Может, еще один палец стоило вставить? Так ведь положено, да? Один, два, три, член. Вообще не помню, как Лори со мной делает. К этому моменту я уже настолько ничего не соображаю, что, наверное, даже огурец вместо пальцев не заметил бы.
– Тоби.
Он уже не упрашивает – не совсем. Но в его голосе есть что-то такое – доверие, может быть, и еще это тепло вместе с резкой нотой желания – дающее мне все необходимое, чтобы перестать медлить и вспомнить, что я вообще-то охрененно его хочу.
Так что я беру себя в руку, нацеливаюсь и вставляю. И, похоже, у Лори и с этой стороной дела полный порядок, потому что мой предыдущий опыт просто не идет ни в какое сравнение. Я не промахиваюсь, не соскальзываю, и мне не надо извиняться. Нет этих напряженных переговоров про «расслабься», так что не приходится прохлаждаться в сторонке, как гость, который заявился на вечеринку, но ошибся адресом.

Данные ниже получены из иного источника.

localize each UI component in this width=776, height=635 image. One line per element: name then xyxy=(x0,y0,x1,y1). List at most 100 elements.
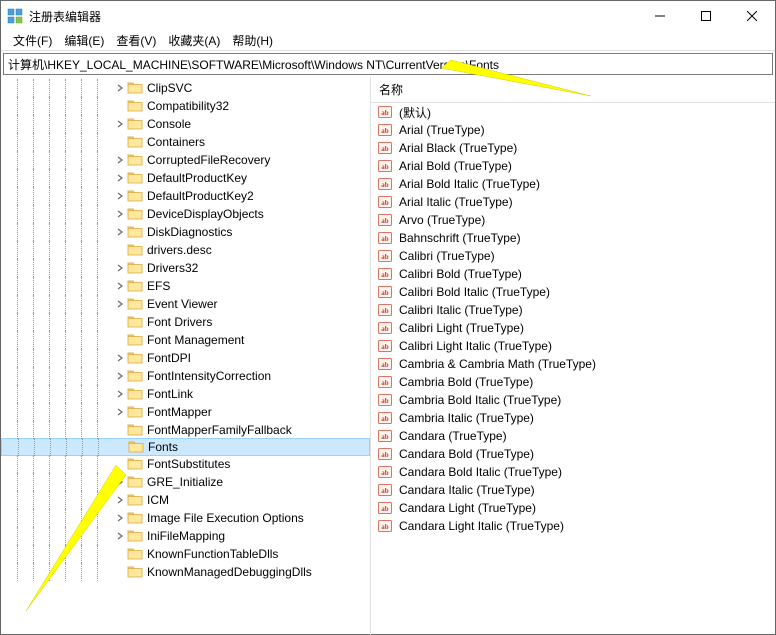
expand-toggle[interactable] xyxy=(113,153,127,167)
list-item-label: Calibri Bold (TrueType) xyxy=(399,267,522,281)
expand-toggle[interactable] xyxy=(113,529,127,543)
expand-toggle[interactable] xyxy=(113,493,127,507)
tree-item[interactable]: Drivers32 xyxy=(1,259,370,277)
svg-text:ab: ab xyxy=(381,235,389,243)
list-item[interactable]: abArial Bold (TrueType) xyxy=(371,157,775,175)
list-item[interactable]: abCalibri Bold Italic (TrueType) xyxy=(371,283,775,301)
tree-item[interactable]: FontMapper xyxy=(1,403,370,421)
list-item[interactable]: ab(默认) xyxy=(371,103,775,121)
menu-view[interactable]: 查看(V) xyxy=(110,30,162,51)
tree-item[interactable]: CorruptedFileRecovery xyxy=(1,151,370,169)
tree-item[interactable]: Fonts xyxy=(1,438,370,456)
list-column-header-name[interactable]: 名称 xyxy=(371,77,775,103)
list-item[interactable]: abCambria Italic (TrueType) xyxy=(371,409,775,427)
expand-toggle[interactable] xyxy=(113,387,127,401)
expand-toggle[interactable] xyxy=(113,423,127,437)
menu-edit[interactable]: 编辑(E) xyxy=(58,30,110,51)
expand-toggle[interactable] xyxy=(113,369,127,383)
tree-item-label: FontMapperFamilyFallback xyxy=(147,423,292,437)
tree-item[interactable]: Font Management xyxy=(1,331,370,349)
maximize-button[interactable] xyxy=(683,1,729,31)
tree-item[interactable]: KnownManagedDebuggingDlls xyxy=(1,563,370,581)
minimize-button[interactable] xyxy=(637,1,683,31)
tree-item[interactable]: Compatibility32 xyxy=(1,97,370,115)
list-item[interactable]: abCambria Bold Italic (TrueType) xyxy=(371,391,775,409)
expand-toggle[interactable] xyxy=(113,511,127,525)
tree-item[interactable]: Console xyxy=(1,115,370,133)
tree-item-label: Font Management xyxy=(147,333,244,347)
address-bar[interactable]: 计算机\HKEY_LOCAL_MACHINE\SOFTWARE\Microsof… xyxy=(3,53,773,75)
list-item[interactable]: abCandara Bold (TrueType) xyxy=(371,445,775,463)
expand-toggle[interactable] xyxy=(113,565,127,579)
tree-item[interactable]: Font Drivers xyxy=(1,313,370,331)
tree-item[interactable]: ICM xyxy=(1,491,370,509)
tree-item[interactable]: DiskDiagnostics xyxy=(1,223,370,241)
expand-toggle[interactable] xyxy=(113,547,127,561)
list-item-label: Cambria Italic (TrueType) xyxy=(399,411,534,425)
list-item[interactable]: abCalibri Light (TrueType) xyxy=(371,319,775,337)
expand-toggle[interactable] xyxy=(113,171,127,185)
expand-toggle[interactable] xyxy=(113,405,127,419)
expand-toggle[interactable] xyxy=(113,351,127,365)
expand-toggle[interactable] xyxy=(113,117,127,131)
expand-toggle[interactable] xyxy=(113,261,127,275)
tree-item[interactable]: DeviceDisplayObjects xyxy=(1,205,370,223)
expand-toggle[interactable] xyxy=(113,225,127,239)
menu-file[interactable]: 文件(F) xyxy=(7,30,58,51)
expand-toggle[interactable] xyxy=(113,315,127,329)
tree-pane[interactable]: ClipSVCCompatibility32ConsoleContainersC… xyxy=(1,77,371,635)
list-item[interactable]: abBahnschrift (TrueType) xyxy=(371,229,775,247)
tree-item[interactable]: drivers.desc xyxy=(1,241,370,259)
close-button[interactable] xyxy=(729,1,775,31)
tree-item[interactable]: FontDPI xyxy=(1,349,370,367)
list-pane[interactable]: 名称 ab(默认)abArial (TrueType)abArial Black… xyxy=(371,77,775,635)
expand-toggle[interactable] xyxy=(113,457,127,471)
tree-item[interactable]: DefaultProductKey2 xyxy=(1,187,370,205)
tree-item[interactable]: GRE_Initialize xyxy=(1,473,370,491)
expand-toggle[interactable] xyxy=(113,297,127,311)
list-item-label: Cambria Bold Italic (TrueType) xyxy=(399,393,561,407)
address-path: 计算机\HKEY_LOCAL_MACHINE\SOFTWARE\Microsof… xyxy=(8,56,499,73)
expand-toggle[interactable] xyxy=(113,135,127,149)
expand-toggle[interactable] xyxy=(113,99,127,113)
tree-item[interactable]: FontSubstitutes xyxy=(1,455,370,473)
list-item[interactable]: abCandara Bold Italic (TrueType) xyxy=(371,463,775,481)
list-item[interactable]: abArial Bold Italic (TrueType) xyxy=(371,175,775,193)
menu-favorites[interactable]: 收藏夹(A) xyxy=(162,30,226,51)
list-item[interactable]: abCandara (TrueType) xyxy=(371,427,775,445)
tree-item[interactable]: ClipSVC xyxy=(1,79,370,97)
list-item[interactable]: abArvo (TrueType) xyxy=(371,211,775,229)
list-item[interactable]: abArial (TrueType) xyxy=(371,121,775,139)
list-item[interactable]: abCalibri Bold (TrueType) xyxy=(371,265,775,283)
tree-item[interactable]: Containers xyxy=(1,133,370,151)
expand-toggle[interactable] xyxy=(114,440,128,454)
tree-item[interactable]: FontIntensityCorrection xyxy=(1,367,370,385)
tree-item-label: FontMapper xyxy=(147,405,212,419)
menu-help[interactable]: 帮助(H) xyxy=(226,30,279,51)
list-item[interactable]: abCalibri Italic (TrueType) xyxy=(371,301,775,319)
tree-item[interactable]: FontMapperFamilyFallback xyxy=(1,421,370,439)
expand-toggle[interactable] xyxy=(113,189,127,203)
list-item[interactable]: abCalibri Light Italic (TrueType) xyxy=(371,337,775,355)
tree-item[interactable]: DefaultProductKey xyxy=(1,169,370,187)
tree-item[interactable]: EFS xyxy=(1,277,370,295)
tree-item[interactable]: Event Viewer xyxy=(1,295,370,313)
expand-toggle[interactable] xyxy=(113,243,127,257)
expand-toggle[interactable] xyxy=(113,475,127,489)
list-item[interactable]: abArial Italic (TrueType) xyxy=(371,193,775,211)
list-item[interactable]: abCambria & Cambria Math (TrueType) xyxy=(371,355,775,373)
tree-item[interactable]: IniFileMapping xyxy=(1,527,370,545)
tree-item[interactable]: KnownFunctionTableDlls xyxy=(1,545,370,563)
list-item[interactable]: abArial Black (TrueType) xyxy=(371,139,775,157)
list-item[interactable]: abCalibri (TrueType) xyxy=(371,247,775,265)
expand-toggle[interactable] xyxy=(113,207,127,221)
tree-item[interactable]: Image File Execution Options xyxy=(1,509,370,527)
list-item[interactable]: abCambria Bold (TrueType) xyxy=(371,373,775,391)
expand-toggle[interactable] xyxy=(113,333,127,347)
tree-item[interactable]: FontLink xyxy=(1,385,370,403)
list-item[interactable]: abCandara Light Italic (TrueType) xyxy=(371,517,775,535)
list-item[interactable]: abCandara Italic (TrueType) xyxy=(371,481,775,499)
expand-toggle[interactable] xyxy=(113,279,127,293)
list-item[interactable]: abCandara Light (TrueType) xyxy=(371,499,775,517)
expand-toggle[interactable] xyxy=(113,81,127,95)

Вместо этого я чувствую слабое сопротивление, но потом оно пропадает. Самое странное, что именно эти первые секунды делают следующие – когда его тело поддается и впускает меня – такими охренительно офигенными.
По сравнению со всеми моими предыдущими попытками быть сверху это просто небо и земля. И дело даже не в том, как мне безумно хорошо внутри него – все такое тугое, жаркое, шелковистое от смазки и никаких презервативов – а в том, что это он. Лори. Мой Лори. И я просто абсолютно… целый. Целиком в его руках.
Мы оба издаем дурацкие звуки. Кажется, я несу какие-то глупости про то, как его люблю – потому что люблю и в такой момент просто не могу не сказать – а он просто выдыхает мое имя, сладко-сладко, как он иногда может.
Я прижимаюсь все сильнее, пока мы не становимся… и опять на ум приходит только «одним целым». Потому что вот такой я сейчас пипец романтичный, когда сижу глубоко внутри Лори, обнимаемый его бедрами, а мои (уже готовенькие) яйца уютно так устроились у его ягодиц, и это, наверное, самая странная и самая нежная близость, какую я знаю. Когда все наши мягкие и секретные уголочки прижимаются друг к другу.